Iraqi security forces and protesters clashed in Baghdad on Sunday during demonstrations to mark the first anniversary of mass anti-government protests demanding the ouster of the ruling class.
Thousands took to the streets in Baghdad, some waving portraits of fallen "martyrs" killed in protests last year, with peaceful demonstrations also taking place in several cities in the south including Basra, Najaf and Nasiriyah.
In the capital, protesters hurled rocks as police fired tear gas canisters and used water cannons to block demonstrators from bridges leading to the highly fortified Green Zone, a no-go zone for ordinary Iraqis where government offices, parliament and the US embassy are based.
Some demonstrators managed to scale a towering security barricade erected on the Al-Jumhuriyah bridge across the Tigris River, but were then stopped by concrete walls and security forces, an AFP journalist reported.
Some protesters threw Molotov cocktails, the reporter added.
About 50 police and protesters were slightly injured, police and medical sources told AFP.
Sunday's demonstrations renewed the cross-sectarian, youth-led protest movement's key demand for the ouster of the entire ruling class accused of corruption, and of being beholden to neighbouring Iran.
"It's been a year and we still want our country back," said Batool Hussein, a woman demonstrator in central Baghdad's Tahrir Square, the heart of the protests.
"We still want to unseat the corrupt from power, and we still want to know who killed the protesters last year."

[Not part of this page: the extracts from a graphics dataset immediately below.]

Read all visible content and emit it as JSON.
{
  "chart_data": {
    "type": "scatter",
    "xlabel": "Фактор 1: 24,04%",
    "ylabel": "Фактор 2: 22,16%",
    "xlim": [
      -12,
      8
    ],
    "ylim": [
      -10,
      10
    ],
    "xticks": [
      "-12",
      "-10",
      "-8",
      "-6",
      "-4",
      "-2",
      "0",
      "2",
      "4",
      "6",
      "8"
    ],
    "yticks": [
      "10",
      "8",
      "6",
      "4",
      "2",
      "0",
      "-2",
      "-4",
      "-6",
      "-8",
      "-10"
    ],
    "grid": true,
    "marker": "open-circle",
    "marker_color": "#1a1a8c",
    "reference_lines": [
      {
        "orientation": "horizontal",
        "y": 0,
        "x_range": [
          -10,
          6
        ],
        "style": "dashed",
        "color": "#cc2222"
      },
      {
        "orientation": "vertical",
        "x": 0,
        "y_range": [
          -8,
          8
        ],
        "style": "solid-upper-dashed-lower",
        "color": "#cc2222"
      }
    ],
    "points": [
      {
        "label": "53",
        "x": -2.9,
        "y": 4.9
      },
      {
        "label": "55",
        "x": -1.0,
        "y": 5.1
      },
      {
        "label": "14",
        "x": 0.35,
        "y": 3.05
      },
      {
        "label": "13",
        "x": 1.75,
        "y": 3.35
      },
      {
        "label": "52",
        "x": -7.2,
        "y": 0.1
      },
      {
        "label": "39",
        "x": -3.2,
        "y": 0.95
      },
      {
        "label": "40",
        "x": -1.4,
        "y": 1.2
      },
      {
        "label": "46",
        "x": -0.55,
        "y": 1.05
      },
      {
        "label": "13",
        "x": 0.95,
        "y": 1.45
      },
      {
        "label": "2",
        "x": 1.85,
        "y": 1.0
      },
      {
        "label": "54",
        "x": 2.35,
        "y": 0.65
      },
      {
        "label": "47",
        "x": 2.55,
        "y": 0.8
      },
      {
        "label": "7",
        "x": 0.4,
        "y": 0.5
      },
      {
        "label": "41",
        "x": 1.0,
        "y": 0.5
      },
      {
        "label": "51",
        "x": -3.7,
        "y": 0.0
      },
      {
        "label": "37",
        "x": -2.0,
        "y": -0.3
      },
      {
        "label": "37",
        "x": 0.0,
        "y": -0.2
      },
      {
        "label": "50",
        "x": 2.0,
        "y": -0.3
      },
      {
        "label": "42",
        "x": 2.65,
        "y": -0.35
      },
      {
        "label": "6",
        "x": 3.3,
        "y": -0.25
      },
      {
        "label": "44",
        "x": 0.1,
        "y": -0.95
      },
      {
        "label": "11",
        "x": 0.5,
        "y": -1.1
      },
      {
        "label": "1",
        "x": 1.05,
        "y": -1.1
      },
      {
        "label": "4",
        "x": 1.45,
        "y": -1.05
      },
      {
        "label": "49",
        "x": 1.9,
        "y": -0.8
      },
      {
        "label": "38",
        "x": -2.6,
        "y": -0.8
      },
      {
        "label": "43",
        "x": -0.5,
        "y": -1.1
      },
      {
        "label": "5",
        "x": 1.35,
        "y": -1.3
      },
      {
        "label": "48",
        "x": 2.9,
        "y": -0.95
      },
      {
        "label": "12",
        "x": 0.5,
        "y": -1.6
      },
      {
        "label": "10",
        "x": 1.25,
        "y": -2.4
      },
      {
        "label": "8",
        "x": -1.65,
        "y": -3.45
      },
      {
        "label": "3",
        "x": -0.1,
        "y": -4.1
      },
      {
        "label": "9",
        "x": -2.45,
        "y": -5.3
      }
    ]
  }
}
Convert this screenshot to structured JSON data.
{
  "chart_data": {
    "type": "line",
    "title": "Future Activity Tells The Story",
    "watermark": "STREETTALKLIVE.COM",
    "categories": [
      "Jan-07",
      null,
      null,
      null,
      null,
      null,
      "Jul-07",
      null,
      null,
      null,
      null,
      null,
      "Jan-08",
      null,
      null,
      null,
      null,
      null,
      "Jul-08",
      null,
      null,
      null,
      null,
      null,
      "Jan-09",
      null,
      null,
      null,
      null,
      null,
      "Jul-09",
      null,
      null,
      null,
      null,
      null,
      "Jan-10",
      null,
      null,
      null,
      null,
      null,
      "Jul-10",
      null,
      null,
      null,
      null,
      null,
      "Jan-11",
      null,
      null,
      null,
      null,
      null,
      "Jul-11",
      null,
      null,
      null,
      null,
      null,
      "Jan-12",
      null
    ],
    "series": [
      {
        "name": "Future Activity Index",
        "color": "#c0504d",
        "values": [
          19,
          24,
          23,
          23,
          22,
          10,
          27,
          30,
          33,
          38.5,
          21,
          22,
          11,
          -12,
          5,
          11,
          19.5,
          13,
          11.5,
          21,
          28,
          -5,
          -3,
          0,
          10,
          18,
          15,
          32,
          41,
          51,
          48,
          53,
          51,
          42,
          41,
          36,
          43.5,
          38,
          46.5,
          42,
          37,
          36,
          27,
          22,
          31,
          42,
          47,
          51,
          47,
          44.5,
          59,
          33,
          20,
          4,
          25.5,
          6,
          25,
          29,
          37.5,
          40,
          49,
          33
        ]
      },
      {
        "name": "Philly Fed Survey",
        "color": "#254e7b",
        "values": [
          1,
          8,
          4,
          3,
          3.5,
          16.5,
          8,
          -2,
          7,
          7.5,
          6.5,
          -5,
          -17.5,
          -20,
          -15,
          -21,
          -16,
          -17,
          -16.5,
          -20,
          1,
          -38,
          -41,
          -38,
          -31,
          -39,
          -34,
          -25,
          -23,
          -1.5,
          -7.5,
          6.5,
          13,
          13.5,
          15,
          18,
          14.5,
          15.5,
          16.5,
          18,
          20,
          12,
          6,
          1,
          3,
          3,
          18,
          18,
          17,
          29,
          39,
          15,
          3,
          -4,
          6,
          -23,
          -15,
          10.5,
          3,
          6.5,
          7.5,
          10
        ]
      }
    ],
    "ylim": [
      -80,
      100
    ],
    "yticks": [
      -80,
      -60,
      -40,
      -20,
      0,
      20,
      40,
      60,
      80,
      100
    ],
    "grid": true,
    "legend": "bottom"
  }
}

About 600 protesters have been killed and 30,000 wounded in clashes with security forces nationwide since protests erupted in October 2019.
Activists have long complained of a campaign of kidnappings and killings to intimidate them into halting demonstrations.
The movement eventually lost momentum as tensions between Baghdad's key allies Tehran and Washington spiralled, then ground to a halt due to the coronavirus pandemic.
Hussein Mortada, from Amara in the south, said he was determined to take part in the revival of the so-called "October Revolution", despite "threats from political parties and powerful local figures".
The burgeoning protests helped usher in Prime Minister Mustafa al-Kadhemi in May, but he has yet to deliver on any major reforms.
According to a World Bank report, one in three young people is unemployed in Iraq, OPEC's second-biggest oil producer.
Uday Jaberi, an activist in the southern city of Nasiriyah, sent an angry message to politicians.
"These young people didn't come out for nothing; they came to shake up the thrones you've been sitting on, you corrupt people!" he said.
"Young people who have been wounded and their families lost loved ones all for Iraq," he added.
Lawyer and activist Sajjad Salam, from the southern city of Kut, had a list of demands.
"We want to dissolve parliament, a transparent electoral law, a new law organising political parties and for the state to take control of the flow of arms," Salam said.
On Saturday, Kadhemi gave a flat, technocratic speech, striking a tempered tone between appeasing protesters and warning against an escalation.
The prime minister, who also holds the post of intelligence chief, repeatedly urged security forces not to fire at demonstrators, but also called on protesters to "respect the uniform".
In his address to the nation, Kadhemi said parliamentary elections now scheduled for June 2021, brought forward partly in response to protesters' demands, would go ahead.
Iraq's parliament is stacked with pro-Iran blocs resistant to tangible political reforms, as debate on a new electoral law is held up.
Armed pro-Iran factions have accused protesters of being "agents" of the US "occupier".
Tensions have been high since January when a US drone strike near Baghdad airport killed top Iranian general Qasem Soleimani and an Iraqi lieutenant, Abu Mahdi al-Muhandis.
About 90 rockets have since targeted the US presence in Iraq, with several claimed by pro-Iran armed groups.